Since founding her interior design studio in 1995 and playing a pivotal role in the rise of the designer hotel in America, Kelly Wearstler has established an interdisciplinary force for design products and projects.
Kelly says lighting sets the mood of a space. She specifies light fixtures that are a piece of sculpture in themselves, such as the playful Shield sconces in her foyer by Luke Lamp Co. that can be moulded into different shapes. Materials, such as the Arabescato Carrara, Nero Marquina and Italian Verde patterned doors, were selected to underpin the home’s glamorous Hollywood history and architectural details.
Kelly creates a sequenced sense of discovery from one room to the next in her home by seeking out rare and unusual pieces and curating them with her custom work. The living space features her custom sofas, and Dolores armchairs designed by Rob Eckhardt, together with vintage and flea market finds.
Her Beverly Hills home for the past 15 years which she shares with her husband Brad Korzen, their two sons Elliot and Oliver and dogs Javier and Willie, is a constant muse on Instagram, distilling both her instinctual design approach and the building’s star-studded history. First built in the 1920s for Hollywood’s famed silent film actor Hobart Bosworth, Kelly purchased the home from the Broccoli family – creators of the James Bond franchise, in 2005. “I love the rich Hollywood history of the house,” she says. “My style is all about old soul and new spirit, so this home is the perfect embodiment of what I seek to achieve when designing spaces.”
Originally Spanish Colonial in style, architect James E. Dolena, loved by A-listers at the time, remodelled the home as Georgian in 1934. “The house has so many amazing architectural features – from the intricate Georgian, Federal and Neoclassical mouldings to the handsome marble bathrooms and the solid boiserie panelled doors,” Kelly says. Her material mix speaks to the home’s confluence of styles, engaging with the existing architecture, but at times through tension and unexpected pairings, creating contrast.

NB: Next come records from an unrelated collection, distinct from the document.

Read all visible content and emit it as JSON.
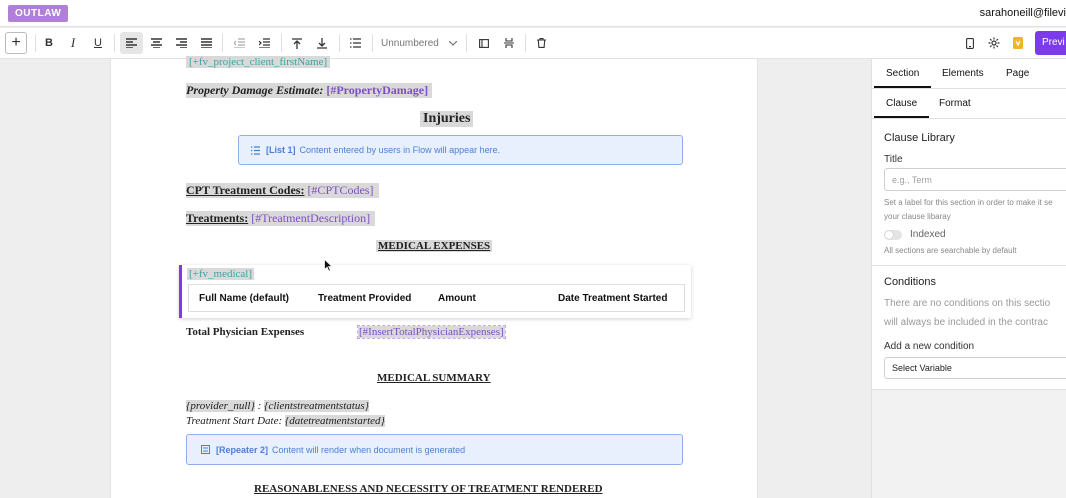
{
  "app": {
    "logo": "OUTLAW",
    "user_email": "sarahoneill@filevi"
  },
  "toolbar": {
    "add_label": "+",
    "bold": "B",
    "italic": "I",
    "underline": "U",
    "numbering": "Unnumbered",
    "preview_label": "Previ"
  },
  "document": {
    "client_firstname_var": "[+fv_project_client_firstName]",
    "property_damage_label": "Property Damage Estimate:",
    "property_damage_var": "[#PropertyDamage]",
    "injuries_heading": "Injuries",
    "list_block": {
      "tag": "[List 1]",
      "text": "Content entered by users in Flow will appear here."
    },
    "cpt_label": "CPT Treatment Codes:",
    "cpt_var": "[#CPTCodes]",
    "treatments_label": "Treatments:",
    "treatments_var": "[#TreatmentDescription]",
    "medical_expenses_heading": "MEDICAL EXPENSES",
    "medical_var": "[+fv_medical]",
    "table_columns": [
      "Full Name (default)",
      "Treatment Provided",
      "Amount",
      "Date Treatment Started"
    ],
    "total_physician_label": "Total Physician Expenses",
    "total_physician_var": "[#InsertTotalPhysicianExpenses]",
    "medical_summary_heading": "MEDICAL SUMMARY",
    "provider_var": "{provider_null}",
    "provider_sep": " : ",
    "status_var": "{clientstreatmentstatus}",
    "start_date_label": "Treatment Start Date:",
    "start_date_var": "{datetreatmentstarted}",
    "repeater_block": {
      "tag": "[Repeater 2]",
      "text": "Content will render when document is generated"
    },
    "reasonableness_heading": "REASONABLENESS AND NECESSITY OF TREATMENT RENDERED"
  },
  "panel": {
    "tabs": [
      "Section",
      "Elements",
      "Page"
    ],
    "subtabs": [
      "Clause",
      "Format"
    ],
    "clause_library_title": "Clause Library",
    "title_label": "Title",
    "title_placeholder": "e.g., Term",
    "title_hint_1": "Set a label for this section in order to make it se",
    "title_hint_2": "your clause libaray",
    "indexed_label": "Indexed",
    "indexed_hint": "All sections are searchable by default",
    "conditions_title": "Conditions",
    "conditions_text_1": "There are no conditions on this sectio",
    "conditions_text_2": "will always be included in the contrac",
    "add_condition_label": "Add a new condition",
    "select_variable": "Select Variable"
  }
}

The home’s manicured surroundings uphold a sense of place. “What you see outside the window becomes a part of your interior experience,” Kelly maintains. “I designed my garden in collaboration with Art Luna studio to include a sculptural element. I tried to reflect this inside by introducing architectural elements and sculptural furniture to create a conversation between the interior and exterior.”
The designer is quick to admit; she didn’t take any risks in her own home that she wouldn’t with a client. “The only difference is that I use our home as my creative laboratory to experiment with new works I discover by artists and artisans and antique treasures I find in my travels,” she says. This underpins her design sensibility; “my aesthetic has always been about mixology and juxtapositions,” she adds.

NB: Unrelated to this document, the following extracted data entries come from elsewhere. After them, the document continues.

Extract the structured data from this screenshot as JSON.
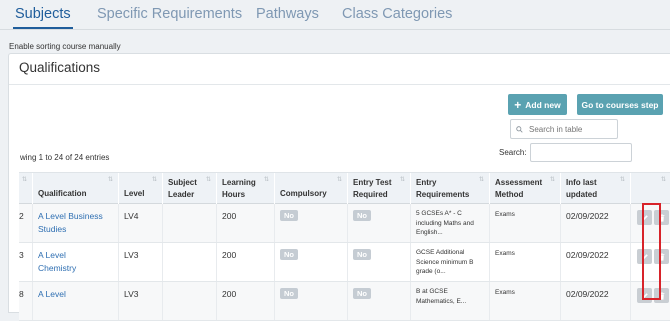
{
  "tabs": [
    {
      "label": "Subjects",
      "active": true
    },
    {
      "label": "Specific Requirements",
      "active": false
    },
    {
      "label": "Pathways",
      "active": false
    },
    {
      "label": "Class Categories",
      "active": false
    }
  ],
  "sort_link": "Enable sorting course manually",
  "panel": {
    "title": "Qualifications",
    "add_new_label": "Add new",
    "go_courses_label": "Go to courses step",
    "search_placeholder": "Search in table",
    "entries_info": "wing 1 to 24 of 24 entries",
    "search_label": "Search:"
  },
  "table": {
    "columns": [
      "",
      "Qualification",
      "Level",
      "Subject Leader",
      "Learning Hours",
      "Compulsory",
      "Entry Test Required",
      "Entry Requirements",
      "Assessment Method",
      "Info last updated",
      ""
    ],
    "rows": [
      {
        "num": "2",
        "qualification": "A Level Business Studies",
        "level": "LV4",
        "leader": "",
        "hours": "200",
        "compulsory": "No",
        "entry_test": "No",
        "requirements": "5 GCSEs A* - C including Maths and English...",
        "assessment": "Exams",
        "updated": "02/09/2022"
      },
      {
        "num": "3",
        "qualification": "A Level Chemistry",
        "level": "LV3",
        "leader": "",
        "hours": "200",
        "compulsory": "No",
        "entry_test": "No",
        "requirements": "GCSE Additional Science minimum B grade (o...",
        "assessment": "Exams",
        "updated": "02/09/2022"
      },
      {
        "num": "8",
        "qualification": "A Level",
        "level": "LV3",
        "leader": "",
        "hours": "200",
        "compulsory": "No",
        "entry_test": "No",
        "requirements": "B at GCSE Mathematics, E...",
        "assessment": "Exams",
        "updated": "02/09/2022"
      }
    ]
  },
  "colors": {
    "accent": "#1f5d9b",
    "button": "#5aa2b1",
    "link": "#2f6fb2",
    "highlight": "#d8232a"
  }
}
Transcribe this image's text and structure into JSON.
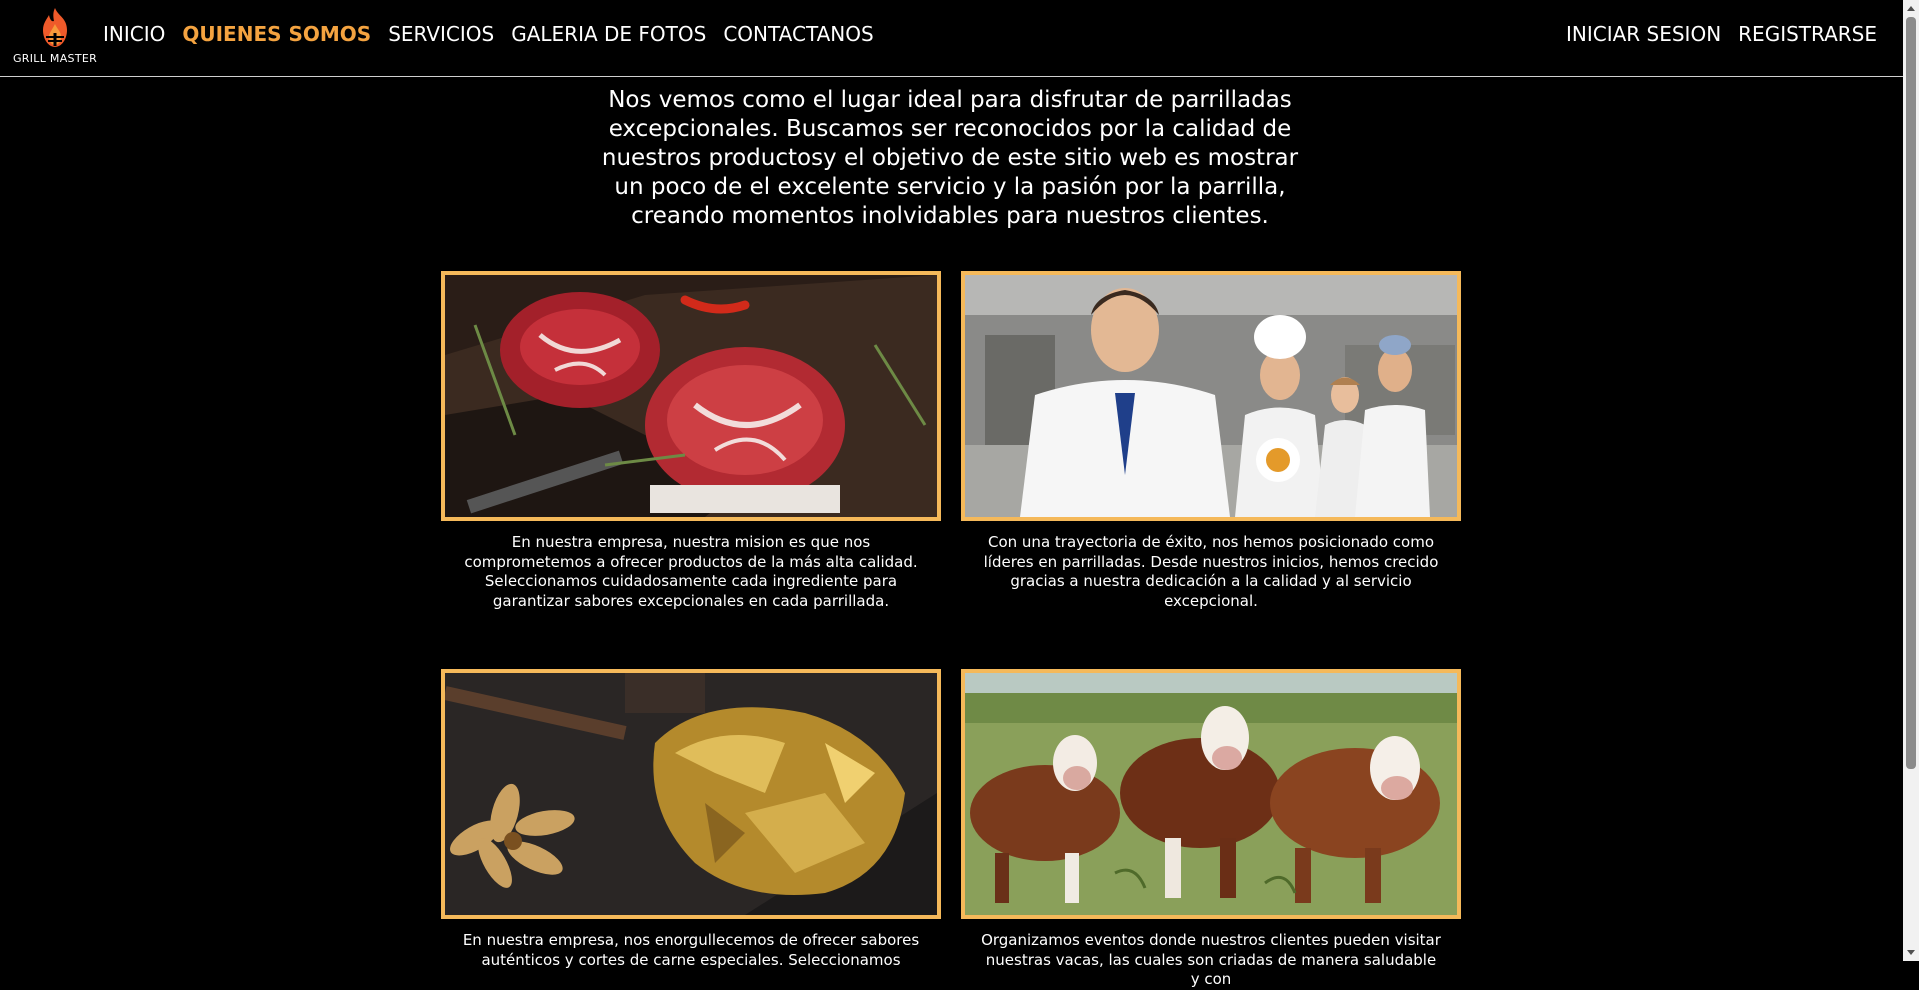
{
  "header": {
    "logo_text": "GRILL MASTER",
    "nav_left": [
      {
        "label": "INICIO",
        "active": false
      },
      {
        "label": "QUIENES SOMOS",
        "active": true
      },
      {
        "label": "SERVICIOS",
        "active": false
      },
      {
        "label": "GALERIA DE FOTOS",
        "active": false
      },
      {
        "label": "CONTACTANOS",
        "active": false
      }
    ],
    "nav_right": [
      {
        "label": "INICIAR SESION"
      },
      {
        "label": "REGISTRARSE"
      }
    ]
  },
  "intro": {
    "text": "Nos vemos como el lugar ideal para disfrutar de parrilladas excepcionales. Buscamos ser reconocidos por la calidad de nuestros productosy el objetivo de este sitio web es mostrar un poco de el excelente servicio y la pasión por la parrilla, creando momentos inolvidables para nuestros clientes."
  },
  "cards": [
    {
      "image": "raw-steaks-photo",
      "text": "En nuestra empresa, nuestra mision es que nos comprometemos a ofrecer productos de la más alta calidad. Seleccionamos cuidadosamente cada ingrediente para garantizar sabores excepcionales en cada parrillada."
    },
    {
      "image": "chef-team-photo",
      "text": "Con una trayectoria de éxito, nos hemos posicionado como líderes en parrilladas. Desde nuestros inicios, hemos crecido gracias a nuestra dedicación a la calidad y al servicio excepcional."
    },
    {
      "image": "gold-wrapped-steak-photo",
      "text": "En nuestra empresa, nos enorgullecemos de ofrecer sabores auténticos y cortes de carne especiales. Seleccionamos"
    },
    {
      "image": "cattle-in-field-photo",
      "text": "Organizamos eventos donde nuestros clientes pueden visitar nuestras vacas, las cuales son criadas de manera saludable y con"
    }
  ],
  "colors": {
    "accent": "#f4a340",
    "frame_border": "#f5b95a",
    "background": "#000000"
  }
}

Kelly custom-designed her kitchen using stainless steel cabinetry and solid brass trim. The kitchen also features her Precision pendant and Heath bowl.
For Kelly, lighting sets the mood of a space and often resembles a piece of sculpture in her projects. Her innate curiosity emanates from the Shield sconces in her foyer by Luke Lamp Co. – custom LED rope lighting made in New York City that can be moulded into different shapes.
Kelly sees corners as “naturally carved out spaces” for expression, and it’s where she creates a “meeting of meaningful designs” through maximal texture, scale and pattern. Take Misha Kahn’s 2019 bench Somewhere in the Multiverse – a hand-crafted piece made from concrete, steel, glazed earthenware and enamel that Kelly commissioned for her upstairs hallway, or the pair of Utrecht chairs by Gerrit Rietveld in the powder room vestibule, upholstered in Kelly’s geometric District fabric.
Kelly’s home is anything but precious. As the testing ground for unorthodox ideas, it speaks to every part of Kelly’s infectious energy: glamorous, light-hearted and warm, all at once.